Agenturen zwischen Bedarf, Missverständnissen und Grenzen

Auch Herlinde Böhler-Kölbl von der Vermittlungsagentur "Ländle Betreuung" sieht den Begriff selbst als Teil des Problems. Niemand könne rund um die Uhr arbeiten, betont sie. Üblich seien Einsätze von etwa 7 bis 19 Uhr – mit Pausen, Ruhezeiten und klar geregelter Rufbereitschaft.

Konflikte entstehen dort, wo Sprachbarrieren, kulturelle Unterschiede und Erwartungen aufeinandertreffen. Nach Angaben der Vermittlerin ist in vielen Familien die Vorstellung verankert, dass "24-Stunden-Betreuung" eine dauerhafte Verfügbarkeit bedeutet, die Betreuerinnen faktisch nicht leisten können. Um Missverständnissen vorzubeugen, werden daher bereits im Vorfeld Aufgabenbereiche, Zuständigkeiten und Rahmenbedingungen der Betreuung möglichst klar kommuniziert.

Gleichzeitig steigt der Bedarf an Betreuungskräften, während qualifiziertes Personal schwer zu finden ist. Für Böhler-Kölbl ist klar: Es brauche eine offenere Debatte darüber, was im Rahmen der Personenbetreuung leistbar ist – und wie weit die Verantwortung einer Betreuerin gehen darf, ohne dass daraus faktisch ein Dienst "rund um die Uhr" wird.

"Diesen Beruf gibt es nicht"

Auch Monika Frick, Fachgruppenobfrau für Personenberatung und Personenbetreuung in der Wirtschaftskammer Vorarlberg, kritisiert die Begrifflichkeit. "Diesen Beruf gibt es nicht", sagt sie über die sogenannte 24-Stunden-Betreuung. Personenbetreuerinnen seien selbstständig tätig – und hätten Anspruch auf Pausen und Ruhezeiten.

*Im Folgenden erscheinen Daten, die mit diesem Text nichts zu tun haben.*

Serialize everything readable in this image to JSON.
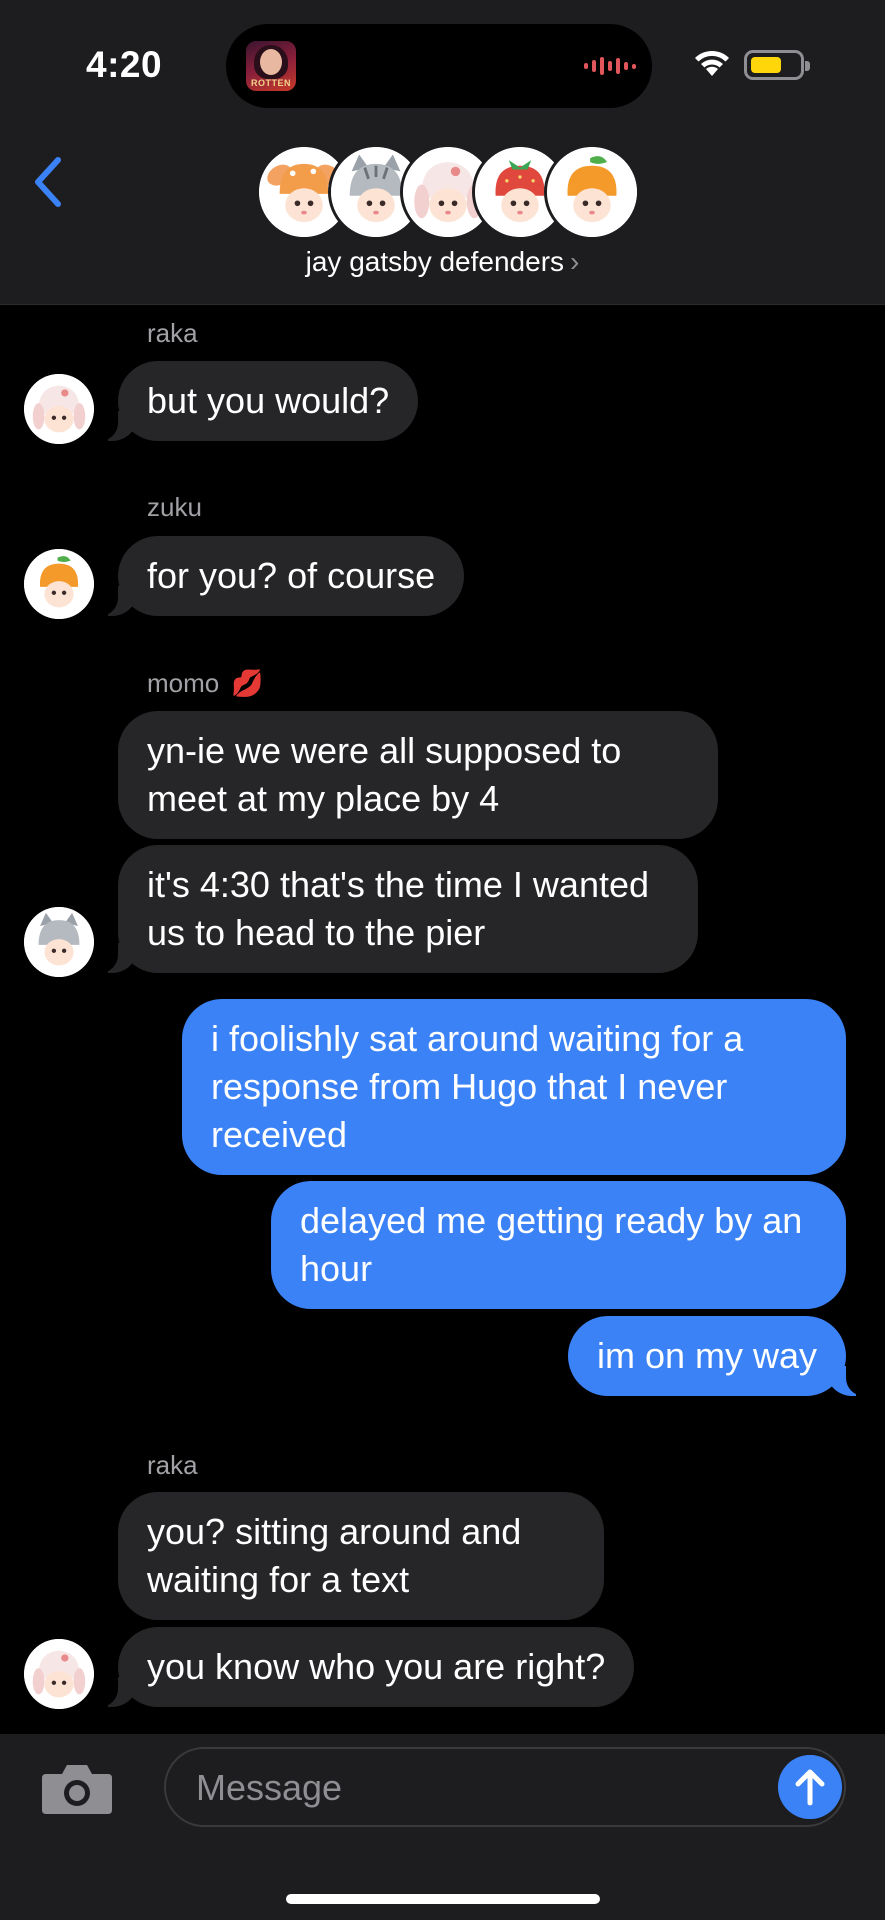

Trotzdem halte sich in vielen Haushalten die Vorstellung von ständiger Verfügbarkeit. Die Auswirkungen können drastisch sein: Frick berichtet von Betreuerinnen, die unzureichend verpflegt würden oder bei Ankunft und Abreise gewogen würden. In einem Fall sei sogar das Haushaltsgeld gekürzt worden – angeblich wegen einer Gewichtszunahme der Betreuerin.

Frick fordert mehr Aufklärung und eine realistischere Wahrnehmung des Berufsbilds. Denn hinter dem Begriff "24-Stunden-Betreuung" verbergen sich nicht nur organisatorische Missverständnisse – sondern Lebensrealitäten, die dringend differenzierter betrachtet werden müssen.